The V-1 flying bomb (German: Vergeltungswaffe 1 "Vengeance Weapon 1") was an early cruise missile and the only production aircraft to use a pulsejet for power.

Its official Reich Aviation Ministry (RLM) designation was Fi 103. It was also known to the Allies as the buzz bomb or doodlebug and in Germany as Kirschkern (cherry stone) or Maikäfer (maybug).The V-1 was the first of the so-called "Vengeance weapons" series (V-weapons or Vergeltungswaffen) deployed for the terror bombing of London. It was developed at Peenemünde Army Research Center in 1939 by the Nazi German Luftwaffe at the beginning of the Second World War, and during initial development was known by the codename "Cherry Stone". Because of its limited range, the thousands of V-1 missiles launched into England were fired from launch facilities along the French (Pas-de-Calais) and Dutch coasts.

The Wehrmacht first launched the V-1s against London on 13 June 1944, one week after (and prompted by) the successful Allied landings in France. At peak, more than one hundred V-1s a day were fired at southeast England, 9,521 in total, decreasing in number as sites were overrun until October 1944, when the last V-1 site in range of Britain was overrun by Allied forces. After this, the Germans directed V-1s at the port of Antwerp and at other targets in Belgium, launching a further 2,448 V-1s. The attacks stopped only a month before the war in Europe ended, when the last launch site in the Low Countries was overrun on 29 March 1945.

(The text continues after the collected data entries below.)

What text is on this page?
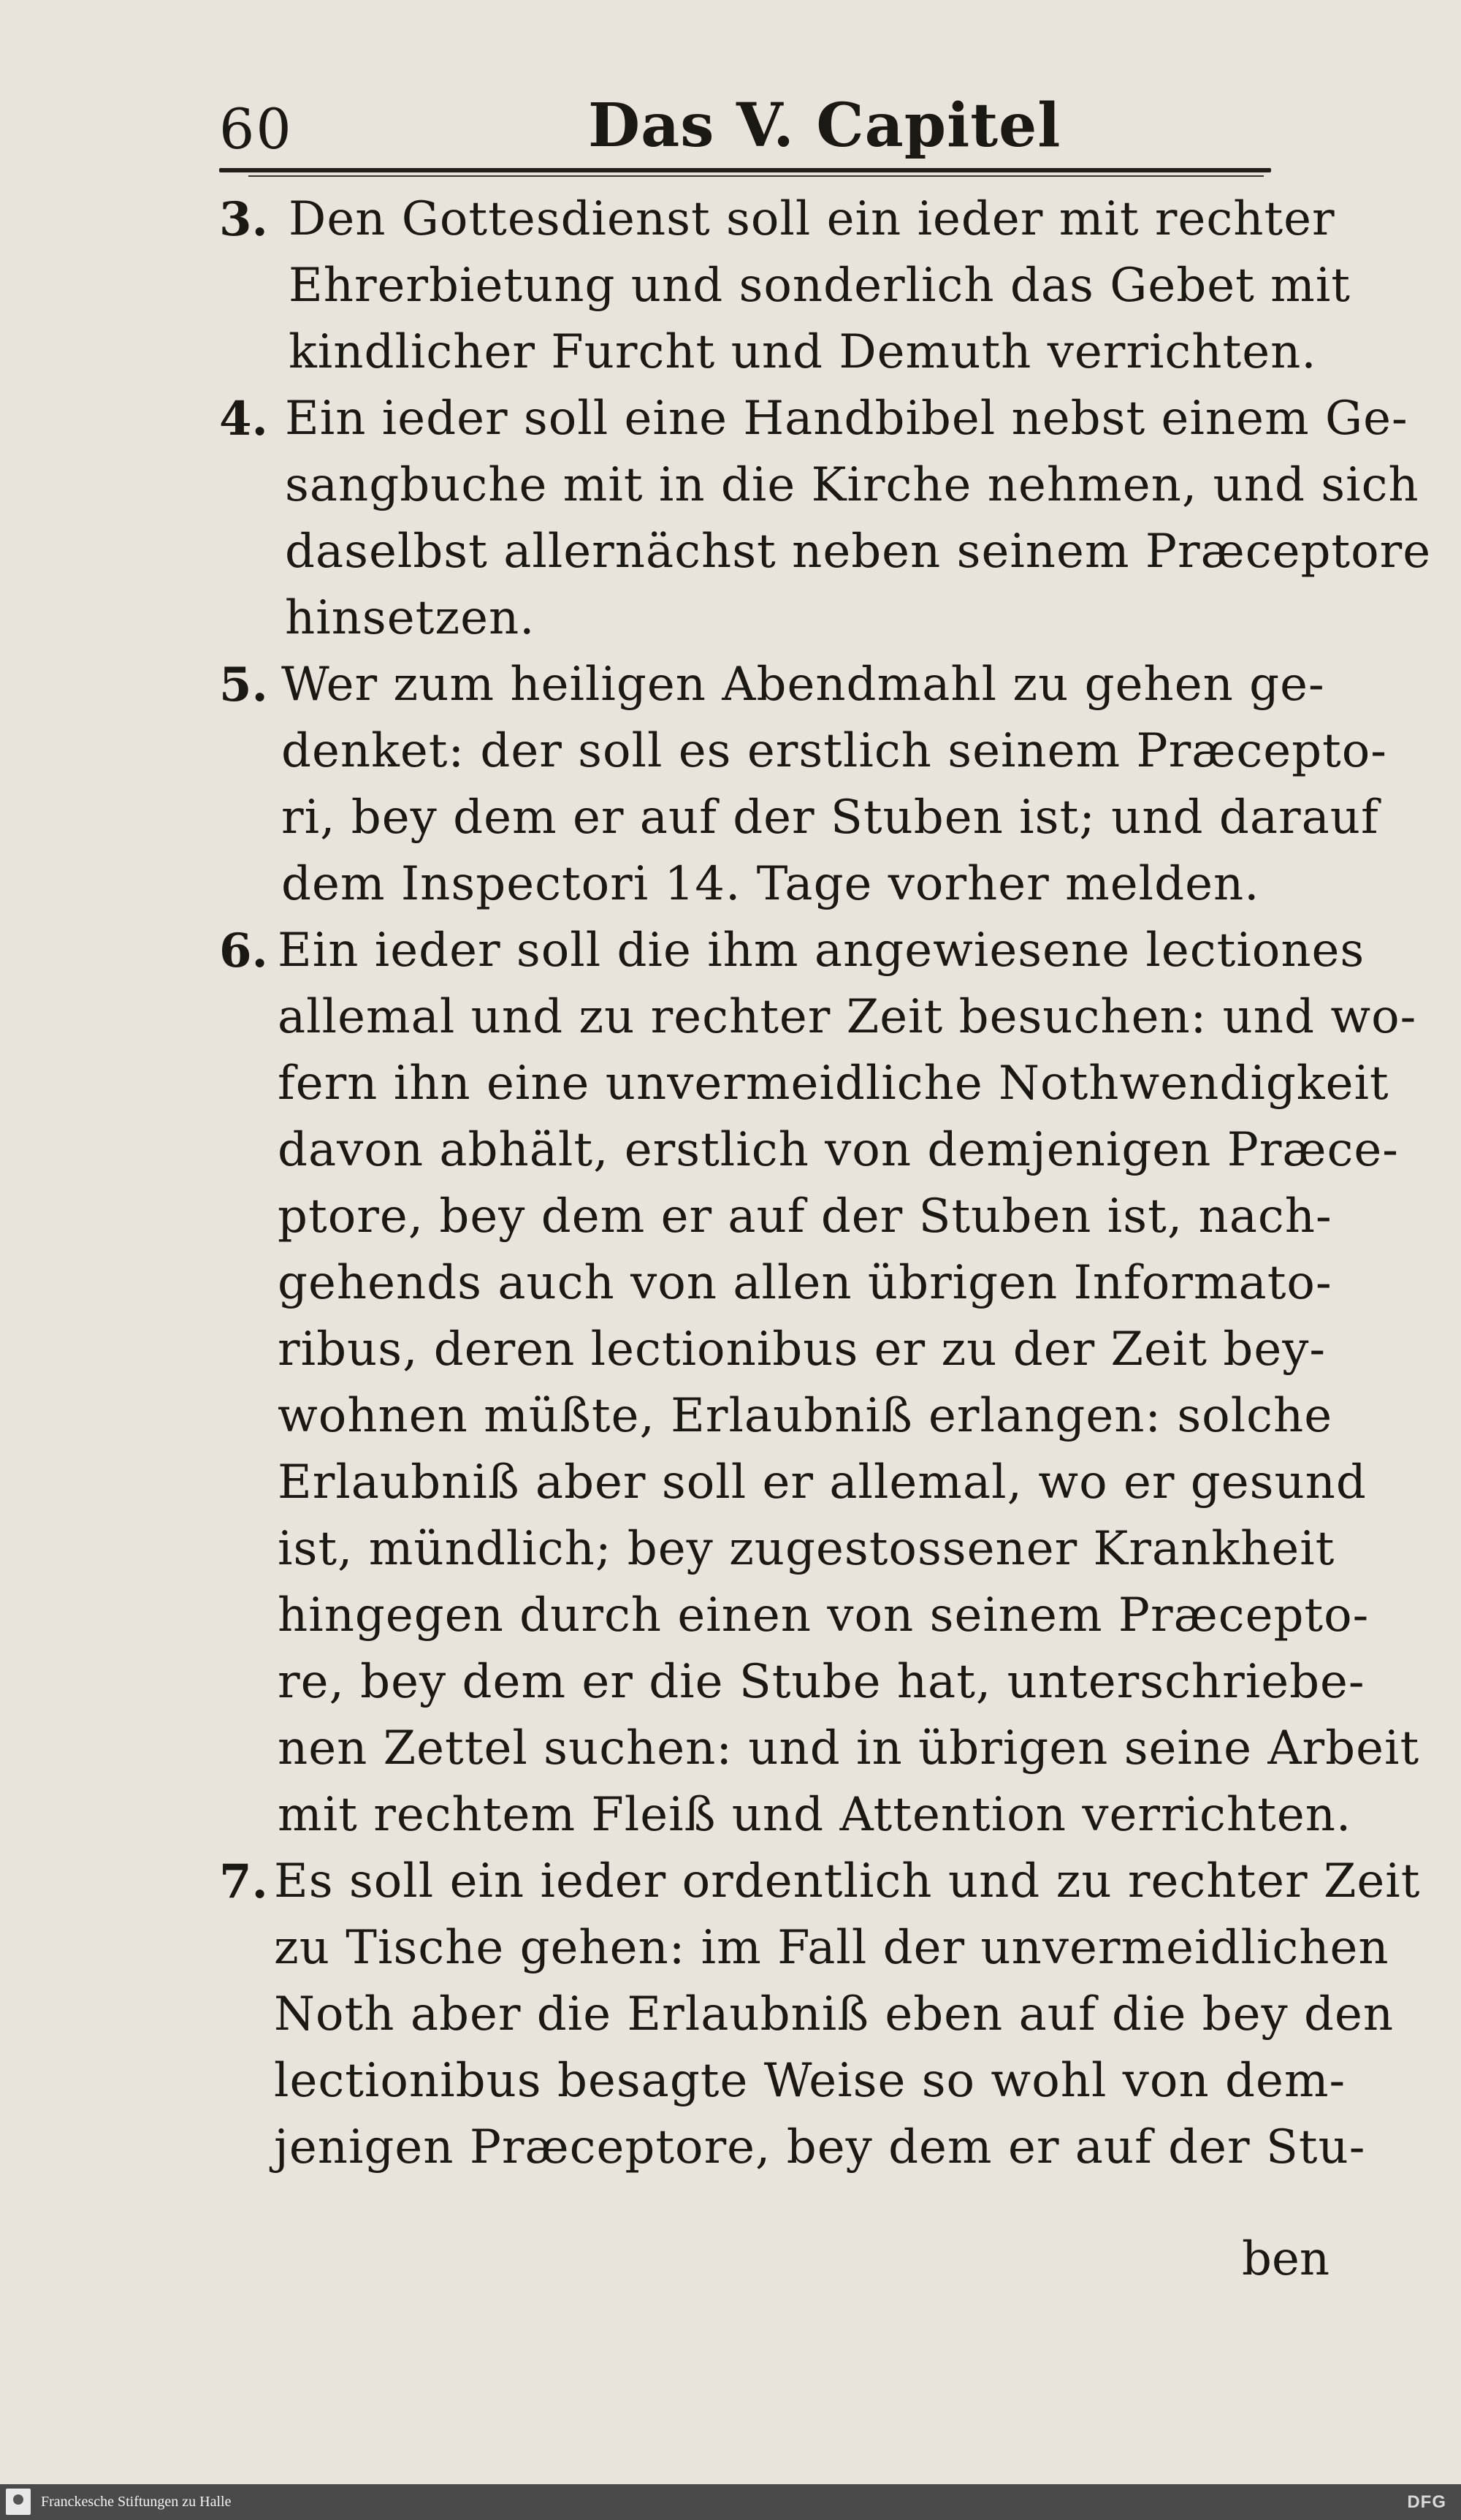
60	Das V. Capitel
3. Den Gottesdienst soll ein ieder mit rechter
Ehrerbietung und sonderlich das Gebet mit
kindlicher Furcht und Demuth verrichten.
4. Ein ieder soll eine Handbibel nebst einem Ge-
sangbuche mit in die Kirche nehmen, und sich
daselbst allernächst neben seinem Præceptore
hinsetzen.
5. Wer zum heiligen Abendmahl zu gehen ge-
denket: der soll es erstlich seinem Præcepto-
ri, bey dem er auf der Stuben ist; und darauf
dem Inspectori 14. Tage vorher melden.
6. Ein ieder soll die ihm angewiesene lectiones
allemal und zu rechter Zeit besuchen: und wo-
fern ihn eine unvermeidliche Nothwendigkeit
davon abhält, erstlich von demjenigen Præce-
ptore, bey dem er auf der Stuben ist, nach-
gehends auch von allen übrigen Informato-
ribus, deren lectionibus er zu der Zeit bey-
wohnen müßte, Erlaubniß erlangen: solche
Erlaubniß aber soll er allemal, wo er gesund
ist, mündlich; bey zugestossener Krankheit
hingegen durch einen von seinem Præcepto-
re, bey dem er die Stube hat, unterschriebe-
nen Zettel suchen: und in übrigen seine Arbeit
mit rechtem Fleiß und Attention verrichten.
7. Es soll ein ieder ordentlich und zu rechter Zeit
zu Tische gehen: im Fall der unvermeidlichen
Noth aber die Erlaubniß eben auf die bey den
lectionibus besagte Weise so wohl von dem-
jenigen Præceptore, bey dem er auf der Stu-
ben
Franckesche Stiftungen zu Halle	DFG
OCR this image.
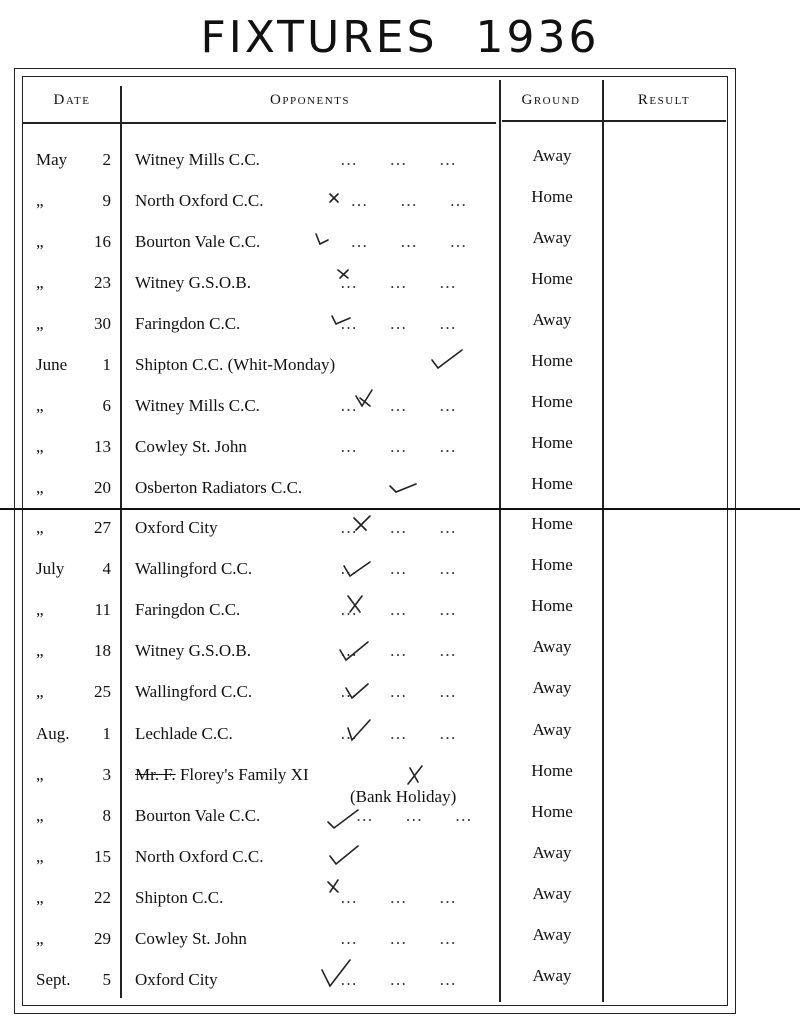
FIXTURES 1936
Date	Opponents	Ground	Result
May	2 Witney Mills C.C.	…      …      …	Away
„	9 North Oxford C.C.	…      …      …	Home
„	16 Bourton Vale C.C.	…      …      …	Away
„	23 Witney G.S.O.B.	…      …      …	Home
„	30 Faringdon C.C.	…      …      …	Away
June	1 Shipton C.C. (Whit-Monday)	Home
„	6 Witney Mills C.C.	…      …      …	Home
„	13 Cowley St. John	…      …      …	Home
„	20 Osberton Radiators C.C.	Home
„	27 Oxford City	…      …      …	Home
July	4 Wallingford C.C.	…      …      …	Home
„	11 Faringdon C.C.	…      …      …	Home
„	18 Witney G.S.O.B.	…      …      …	Away
„	25 Wallingford C.C.	…      …      …	Away
Aug.	1 Lechlade C.C.	…      …      …	Away
„	3 Mr. F. Florey's Family XI	Home
„	8 Bourton Vale C.C.	…      …      …	Home
„	15 North Oxford C.C.	Away
„	22 Shipton C.C.	…      …      …	Away
„	29 Cowley St. John	…      …      …	Away
Sept.	5 Oxford City	…      …      …	Away
(Bank Holiday)
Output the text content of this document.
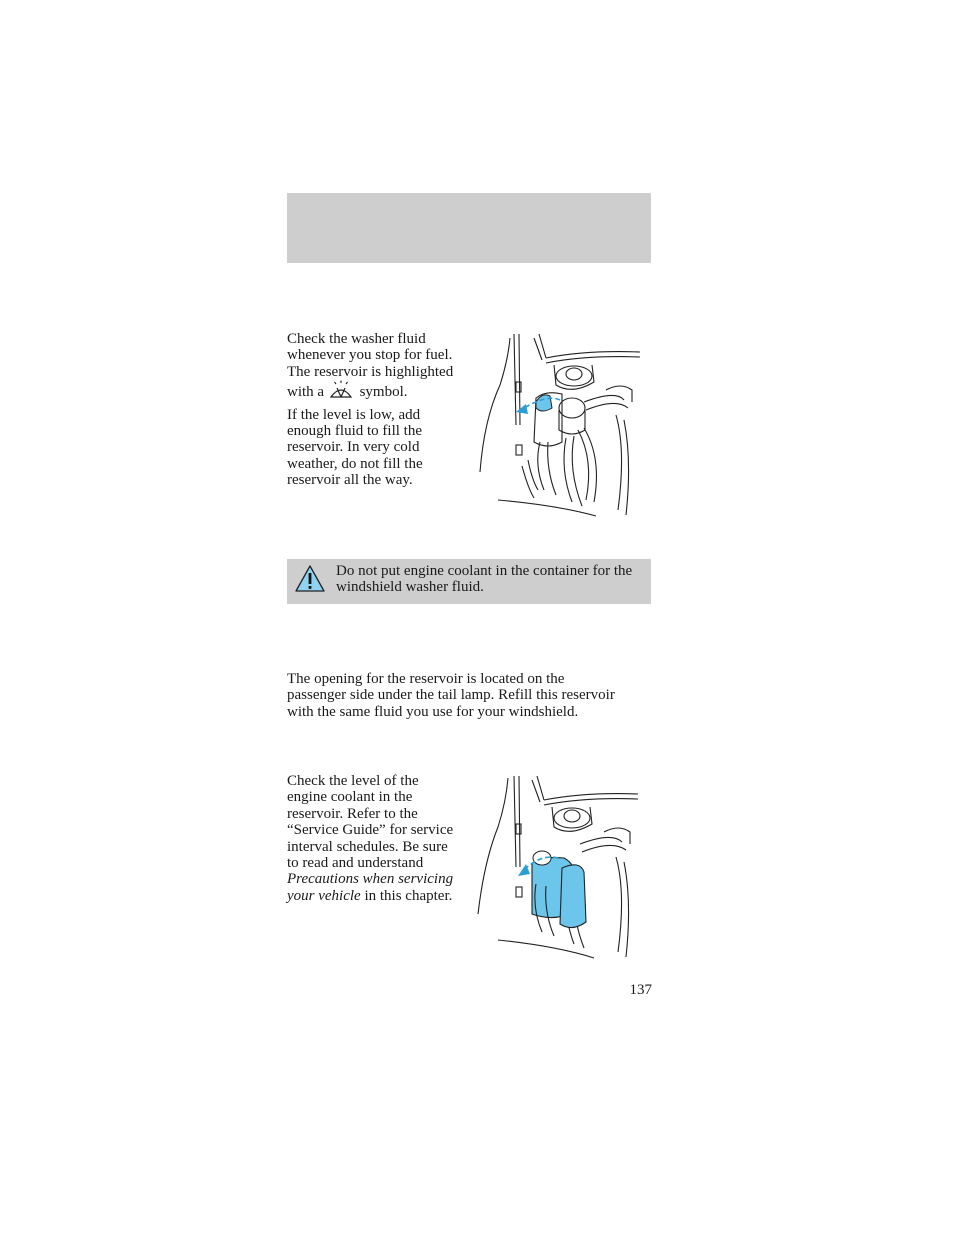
Check the washer fluid whenever you stop for fuel. The reservoir is highlighted with a symbol.

If the level is low, add enough fluid to fill the reservoir. In very cold weather, do not fill the reservoir all the way.

Do not put engine coolant in the container for the windshield washer fluid.
The opening for the reservoir is located on the passenger side under the tail lamp. Refill this reservoir with the same fluid you use for your windshield.

Check the level of the engine coolant in the reservoir. Refer to the “Service Guide” for service interval schedules. Be sure to read and understand Precautions when servicing your vehicle in this chapter.

137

As part of operations against the V-1, the British operated an arrangement of air defences, including anti-aircraft guns, barrage balloons, and fighter aircraft, to intercept the bombs before they reached their targets, while the launch sites and underground storage depots became targets for Allied attacks including strategic bombing.In 1944, a number of tests of this weapon were conducted in Tornio, Finland. According to multiple soldiers, a small "plane"-like bomb with wings fell off a German plane. Another V-1 was launched which flew over the Finnish soldiers' lines. The second bomb suddenly stopped its engine and fell steeply down, exploding and leaving a crater around 20 to 30 metres wide. The V-1 flying bomb was referred by Finnish soldiers as a "Flying Torpedo" due to its resemblance to one from afar.